Location
- Dalby, Darling Downs, Queensland Australia 27°10′17″S 151°16′02″E﻿ / ﻿27.17139°S 151.26722°E

Information
- Type: Independent secondary school
- Motto: Journey in Faith and Knowledge
- Religious affiliation: Catholicism
- Established: 2008; 18 years ago
- Oversight: Diocese of Toowoomba
- Principal: John Hegarty
- Years offered: Prep–12
- Gender: Co-educational
- Enrolment: c. 770 (2012)
- Campus: Rural Urban
- Colours: Black, white and red
- Website: www.dalby.catholic.edu.au/default.htm

= Our Lady of the Southern Cross College, Dalby =

Our Lady of the Southern Cross College is a systemic Roman Catholic co-educational secondary day school located in the town of Dalby, approximately 250 km northwest of Brisbane, Queensland, Australia.

==Overview==
Established in 2008, the college caters for students from preparatory to Year 12. It is the only Catholic school in Dalby and it also serves a large rural area and a number of small towns.

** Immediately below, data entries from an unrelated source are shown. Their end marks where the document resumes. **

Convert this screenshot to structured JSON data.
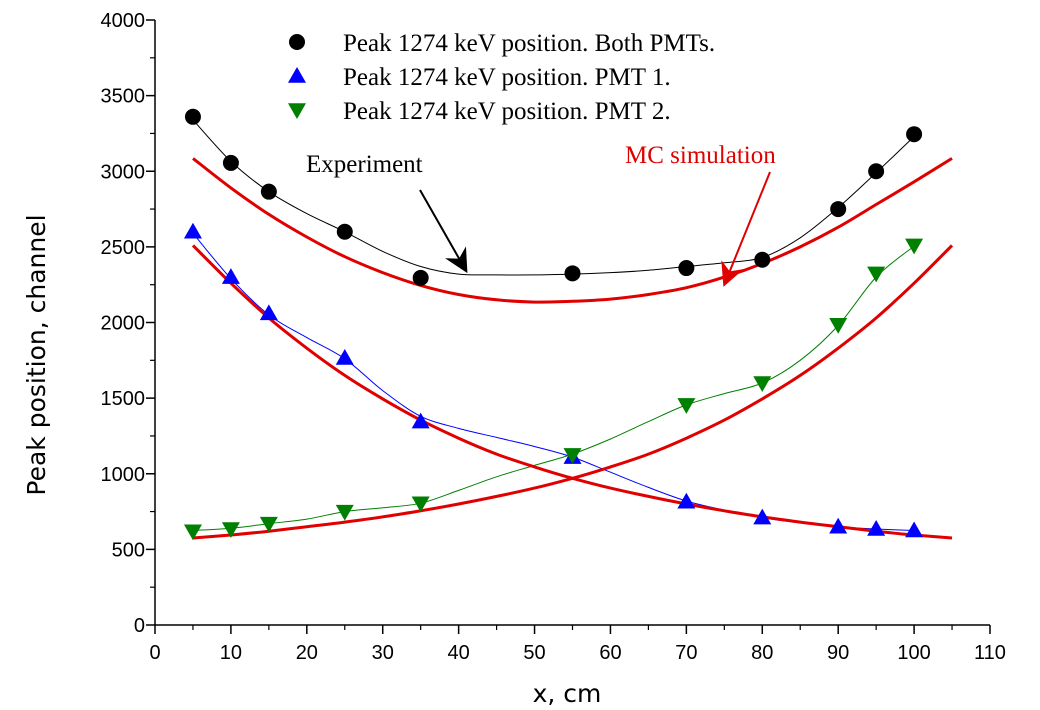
{
  "chart_data": {
    "type": "scatter",
    "xlabel": "x, cm",
    "ylabel": "Peak position, channel",
    "xlim": [
      0,
      110
    ],
    "ylim": [
      0,
      4000
    ],
    "x_ticks": [
      0,
      10,
      20,
      30,
      40,
      50,
      60,
      70,
      80,
      90,
      100,
      110
    ],
    "y_ticks": [
      0,
      500,
      1000,
      1500,
      2000,
      2500,
      3000,
      3500,
      4000
    ],
    "x_minor_step": 5,
    "y_minor_step": 250,
    "grid": false,
    "legend_position": "top",
    "series": [
      {
        "name": "Peak 1274 keV position. Both PMTs.",
        "marker": "circle",
        "color": "#000000",
        "x": [
          5,
          10,
          15,
          25,
          35,
          55,
          70,
          80,
          90,
          95,
          100
        ],
        "y": [
          3360,
          3055,
          2865,
          2600,
          2295,
          2325,
          2360,
          2415,
          2750,
          3000,
          3245
        ]
      },
      {
        "name": "Peak 1274 keV position. PMT 1.",
        "marker": "triangle-up",
        "color": "#0000ff",
        "x": [
          5,
          10,
          15,
          25,
          35,
          55,
          70,
          80,
          90,
          95,
          100
        ],
        "y": [
          2600,
          2300,
          2060,
          1765,
          1345,
          1110,
          815,
          710,
          650,
          635,
          625
        ]
      },
      {
        "name": "Peak 1274 keV position. PMT 2.",
        "marker": "triangle-down",
        "color": "#008000",
        "x": [
          5,
          10,
          15,
          25,
          35,
          55,
          70,
          80,
          90,
          95,
          100
        ],
        "y": [
          620,
          635,
          670,
          750,
          805,
          1125,
          1455,
          1600,
          1985,
          2325,
          2510
        ]
      }
    ],
    "fit_curves": [
      {
        "role": "experiment-fit-both",
        "color": "#000000",
        "x": [
          5,
          10,
          15,
          20,
          25,
          30,
          35,
          40,
          45,
          50,
          55,
          60,
          65,
          70,
          75,
          80,
          85,
          90,
          95,
          100
        ],
        "y": [
          3340,
          3065,
          2865,
          2720,
          2600,
          2470,
          2370,
          2320,
          2315,
          2315,
          2320,
          2330,
          2345,
          2370,
          2395,
          2430,
          2560,
          2760,
          2990,
          3230
        ]
      },
      {
        "role": "experiment-fit-pmt1",
        "color": "#0000ff",
        "x": [
          5,
          10,
          15,
          20,
          25,
          30,
          35,
          40,
          45,
          50,
          55,
          60,
          65,
          70,
          75,
          80,
          85,
          90,
          95,
          100
        ],
        "y": [
          2590,
          2290,
          2050,
          1900,
          1760,
          1550,
          1380,
          1300,
          1240,
          1180,
          1110,
          1010,
          910,
          820,
          760,
          710,
          675,
          650,
          635,
          625
        ]
      },
      {
        "role": "experiment-fit-pmt2",
        "color": "#008000",
        "x": [
          5,
          10,
          15,
          20,
          25,
          30,
          35,
          40,
          45,
          50,
          55,
          60,
          65,
          70,
          75,
          80,
          85,
          90,
          95,
          100
        ],
        "y": [
          625,
          640,
          670,
          700,
          750,
          775,
          805,
          890,
          980,
          1055,
          1130,
          1230,
          1345,
          1455,
          1530,
          1600,
          1750,
          1980,
          2300,
          2505
        ]
      },
      {
        "role": "mc-simulation-both",
        "color": "#e00000",
        "x": [
          5,
          10,
          15,
          20,
          25,
          30,
          35,
          40,
          45,
          50,
          55,
          60,
          65,
          70,
          75,
          80,
          85,
          90,
          95,
          100,
          105
        ],
        "y": [
          3085,
          2890,
          2715,
          2565,
          2435,
          2330,
          2245,
          2185,
          2150,
          2135,
          2140,
          2155,
          2185,
          2230,
          2300,
          2390,
          2500,
          2630,
          2780,
          2930,
          3085
        ]
      },
      {
        "role": "mc-simulation-pmt1",
        "color": "#e00000",
        "x": [
          5,
          10,
          15,
          20,
          25,
          30,
          35,
          40,
          45,
          50,
          55,
          60,
          65,
          70,
          75,
          80,
          85,
          90,
          95,
          100,
          105
        ],
        "y": [
          2510,
          2260,
          2030,
          1830,
          1650,
          1495,
          1355,
          1235,
          1130,
          1045,
          970,
          905,
          850,
          800,
          755,
          715,
          680,
          650,
          620,
          595,
          575
        ]
      },
      {
        "role": "mc-simulation-pmt2",
        "color": "#e00000",
        "x": [
          5,
          10,
          15,
          20,
          25,
          30,
          35,
          40,
          45,
          50,
          55,
          60,
          65,
          70,
          75,
          80,
          85,
          90,
          95,
          100,
          105
        ],
        "y": [
          575,
          595,
          620,
          650,
          680,
          715,
          755,
          800,
          850,
          905,
          970,
          1045,
          1130,
          1235,
          1355,
          1495,
          1650,
          1830,
          2030,
          2260,
          2510
        ]
      }
    ],
    "annotations": [
      {
        "text": "Experiment",
        "color": "#000000",
        "arrow_to": [
          41,
          2340
        ]
      },
      {
        "text": "MC simulation",
        "color": "#e00000",
        "arrow_to": [
          75,
          2250
        ]
      }
    ]
  }
}
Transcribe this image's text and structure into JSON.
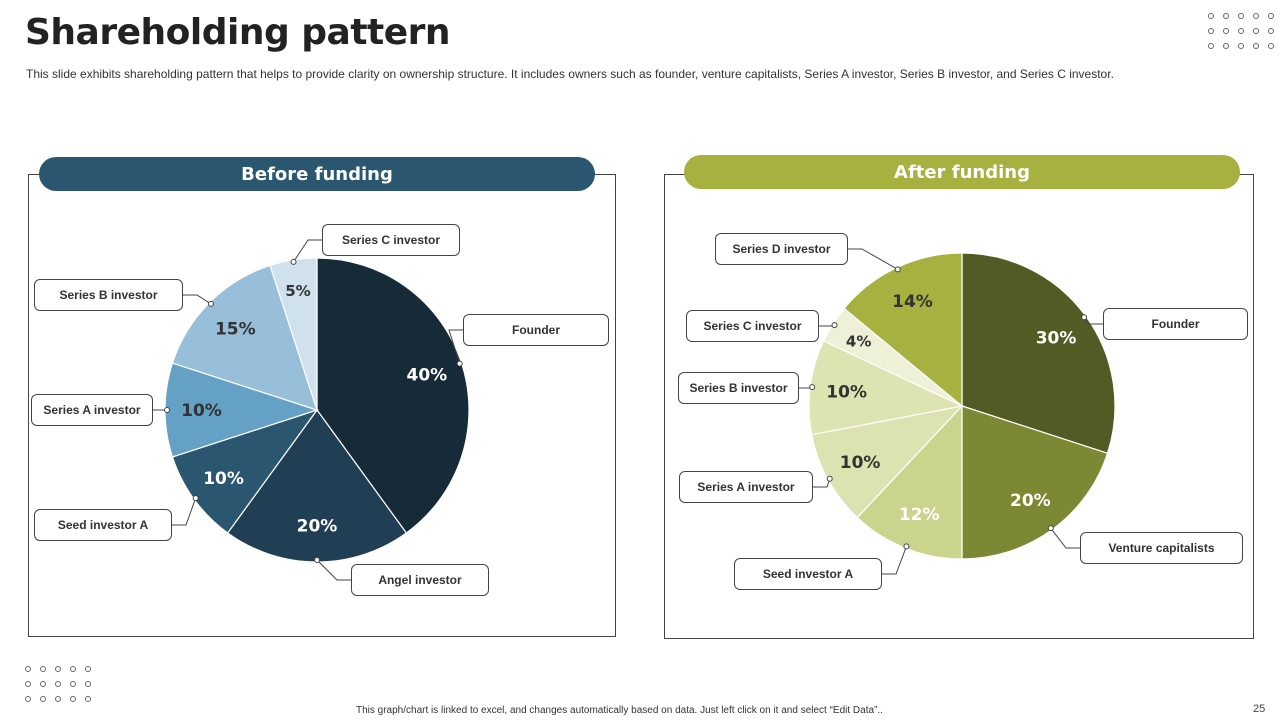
{
  "slide": {
    "title": "Shareholding pattern",
    "subtitle": "This slide exhibits shareholding pattern that helps to provide clarity on ownership structure. It includes owners such as founder, venture capitalists, Series A investor, Series B investor, and Series C investor.",
    "footer": "This graph/chart is linked to excel, and changes automatically based on data. Just left click on it and select “Edit Data”..",
    "page_number": "25"
  },
  "chart_data": [
    {
      "type": "pie",
      "title": "Before funding",
      "header_color": "#2b5670",
      "labels": [
        "Founder",
        "Angel investor",
        "Seed investor A",
        "Series A investor",
        "Series B investor",
        "Series C investor"
      ],
      "values": [
        40,
        20,
        10,
        10,
        15,
        5
      ],
      "value_labels": [
        "40%",
        "20%",
        "10%",
        "10%",
        "15%",
        "5%"
      ],
      "colors": [
        "#172a38",
        "#213f54",
        "#2b5670",
        "#65a0c5",
        "#98bfd9",
        "#cfe1ec"
      ],
      "label_colors": [
        "#ffffff",
        "#ffffff",
        "#ffffff",
        "#333333",
        "#333333",
        "#333333"
      ]
    },
    {
      "type": "pie",
      "title": "After funding",
      "header_color": "#a6b13f",
      "labels": [
        "Founder",
        "Venture capitalists",
        "Seed investor A",
        "Series A investor",
        "Series B investor",
        "Series C investor",
        "Series D investor"
      ],
      "values": [
        30,
        20,
        12,
        10,
        10,
        4,
        14
      ],
      "value_labels": [
        "30%",
        "20%",
        "12%",
        "10%",
        "10%",
        "4%",
        "14%"
      ],
      "colors": [
        "#525b23",
        "#7c8833",
        "#cbd48d",
        "#dce3b1",
        "#dde4b1",
        "#eef1d8",
        "#a6b13f"
      ],
      "label_colors": [
        "#ffffff",
        "#ffffff",
        "#ffffff",
        "#333333",
        "#333333",
        "#333333",
        "#333333"
      ]
    }
  ]
}
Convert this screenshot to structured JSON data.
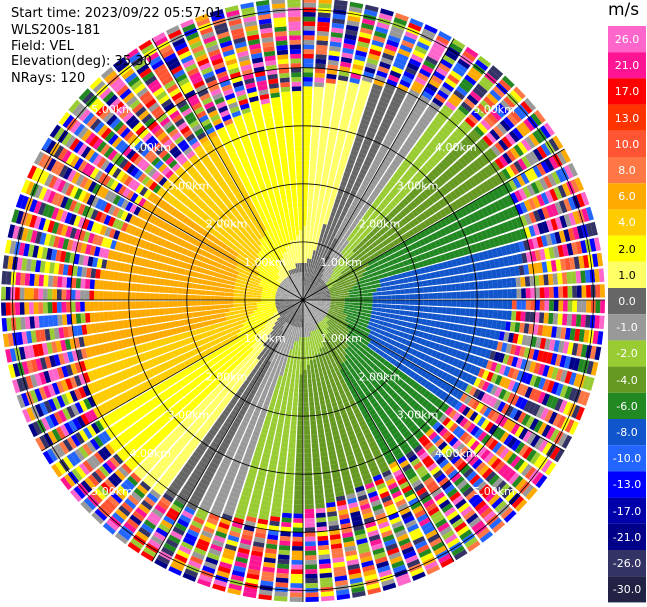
{
  "header": {
    "start_time": "Start time: 2023/09/22 05:57:01",
    "instrument": "WLS200s-181",
    "field": "Field: VEL",
    "elevation": "Elevation(deg): 35.30",
    "nrays": "NRays: 120"
  },
  "chart_data": {
    "type": "heatmap",
    "projection": "polar-ppi",
    "nrays": 120,
    "range_rings_km": [
      1.0,
      2.0,
      3.0,
      4.0,
      5.0
    ],
    "ring_labels": [
      "1.00km",
      "2.00km",
      "3.00km",
      "4.00km",
      "5.00km"
    ],
    "max_range_km": 5.2,
    "colorbar": {
      "unit": "m/s",
      "ticks": [
        "26.0",
        "21.0",
        "17.0",
        "13.0",
        "10.0",
        "8.0",
        "6.0",
        "4.0",
        "2.0",
        "1.0",
        "0.0",
        "-1.0",
        "-2.0",
        "-4.0",
        "-6.0",
        "-8.0",
        "-10.0",
        "-13.0",
        "-17.0",
        "-21.0",
        "-26.0",
        "-30.0"
      ],
      "colors": [
        "#ff66cc",
        "#ff1493",
        "#ff0000",
        "#ff3300",
        "#ff5533",
        "#ff7744",
        "#ffaa00",
        "#ffcc00",
        "#ffff00",
        "#ffff66",
        "#666666",
        "#999999",
        "#99cc33",
        "#669922",
        "#228822",
        "#1155cc",
        "#2266ff",
        "#0000ff",
        "#0000aa",
        "#000088",
        "#333366",
        "#222244"
      ]
    }
  }
}
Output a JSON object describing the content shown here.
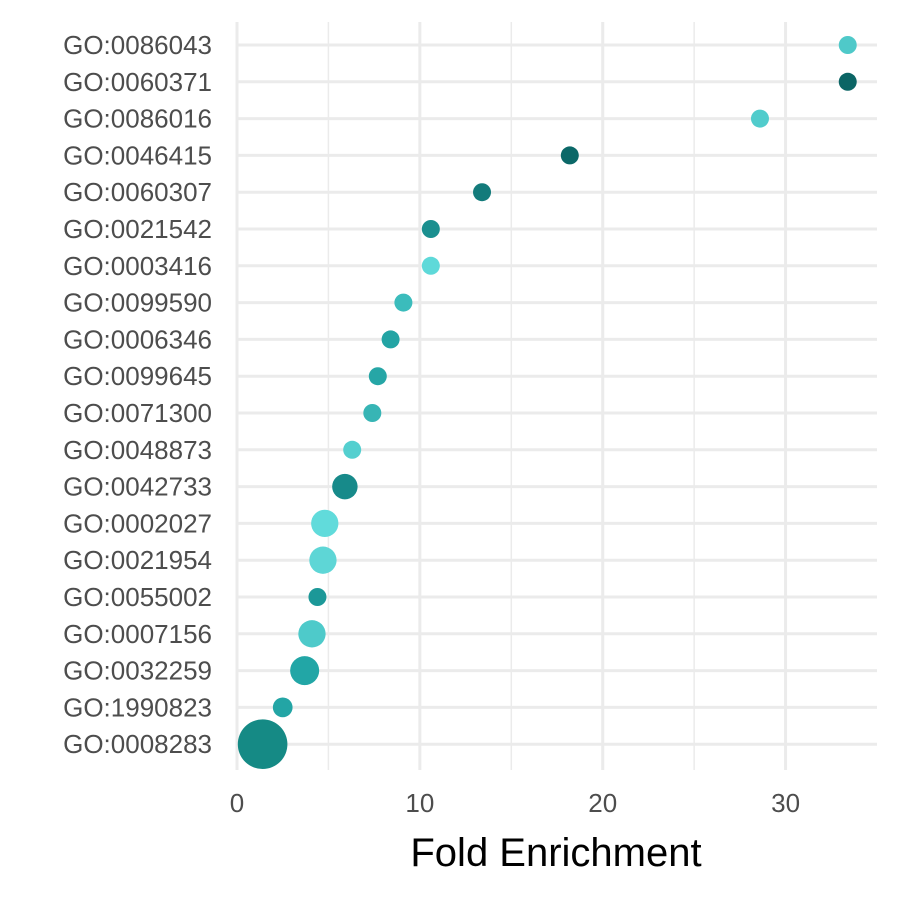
{
  "chart_data": {
    "type": "scatter",
    "xlabel": "Fold Enrichment",
    "ylabel": "",
    "title": "",
    "xlim": [
      0,
      35
    ],
    "x_ticks": [
      0,
      10,
      20,
      30
    ],
    "x_tick_labels": [
      "0",
      "10",
      "20",
      "30"
    ],
    "grid": true,
    "legend": "none",
    "categories": [
      "GO:0086043",
      "GO:0060371",
      "GO:0086016",
      "GO:0046415",
      "GO:0060307",
      "GO:0021542",
      "GO:0003416",
      "GO:0099590",
      "GO:0006346",
      "GO:0099645",
      "GO:0071300",
      "GO:0048873",
      "GO:0042733",
      "GO:0002027",
      "GO:0021954",
      "GO:0055002",
      "GO:0007156",
      "GO:0032259",
      "GO:1990823",
      "GO:0008283"
    ],
    "points": [
      {
        "category": "GO:0086043",
        "x": 33.4,
        "size": 1,
        "color": "#4fc9c9"
      },
      {
        "category": "GO:0060371",
        "x": 33.4,
        "size": 1,
        "color": "#0b6565"
      },
      {
        "category": "GO:0086016",
        "x": 28.6,
        "size": 1,
        "color": "#51cccc"
      },
      {
        "category": "GO:0046415",
        "x": 18.2,
        "size": 1,
        "color": "#0b6868"
      },
      {
        "category": "GO:0060307",
        "x": 13.4,
        "size": 1,
        "color": "#137b7b"
      },
      {
        "category": "GO:0021542",
        "x": 10.6,
        "size": 1,
        "color": "#1a8f8f"
      },
      {
        "category": "GO:0003416",
        "x": 10.6,
        "size": 1,
        "color": "#5ed9d9"
      },
      {
        "category": "GO:0099590",
        "x": 9.1,
        "size": 1,
        "color": "#3bbcbc"
      },
      {
        "category": "GO:0006346",
        "x": 8.4,
        "size": 1,
        "color": "#23a4a4"
      },
      {
        "category": "GO:0099645",
        "x": 7.7,
        "size": 1,
        "color": "#26a6a6"
      },
      {
        "category": "GO:0071300",
        "x": 7.4,
        "size": 1,
        "color": "#37b5b5"
      },
      {
        "category": "GO:0048873",
        "x": 6.3,
        "size": 1,
        "color": "#54cfcf"
      },
      {
        "category": "GO:0042733",
        "x": 5.9,
        "size": 2,
        "color": "#178a8a"
      },
      {
        "category": "GO:0002027",
        "x": 4.8,
        "size": 2.3,
        "color": "#61dbdb"
      },
      {
        "category": "GO:0021954",
        "x": 4.7,
        "size": 2.3,
        "color": "#5ed6d6"
      },
      {
        "category": "GO:0055002",
        "x": 4.4,
        "size": 1,
        "color": "#1c9898"
      },
      {
        "category": "GO:0007156",
        "x": 4.1,
        "size": 2.3,
        "color": "#4ecaca"
      },
      {
        "category": "GO:0032259",
        "x": 3.7,
        "size": 2.6,
        "color": "#22a6a6"
      },
      {
        "category": "GO:1990823",
        "x": 2.5,
        "size": 1.2,
        "color": "#23a5a5"
      },
      {
        "category": "GO:0008283",
        "x": 1.4,
        "size": 7.6,
        "color": "#158a85"
      }
    ]
  }
}
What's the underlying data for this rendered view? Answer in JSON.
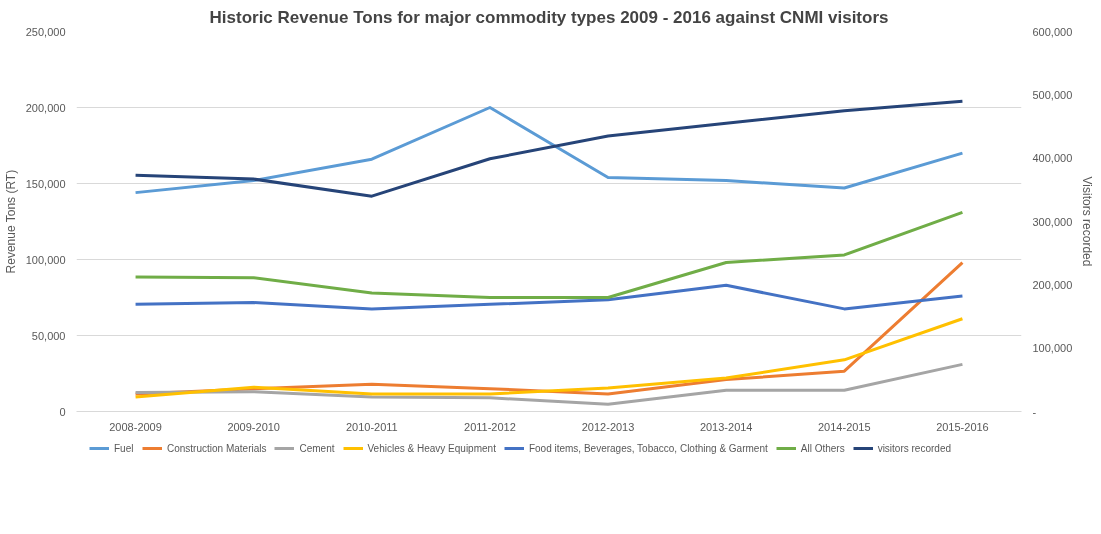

Prior to 2008, St Columba's school, established by the Sisters of Mercy in 1877, was the Catholic primary school for Dalby and St Mary's Catholic College, established by the Christian Brothers in 1962, was the Catholic secondary college for Dalby. In 2012 the enrolment was 770 students including 455 students in the Primary section of the college.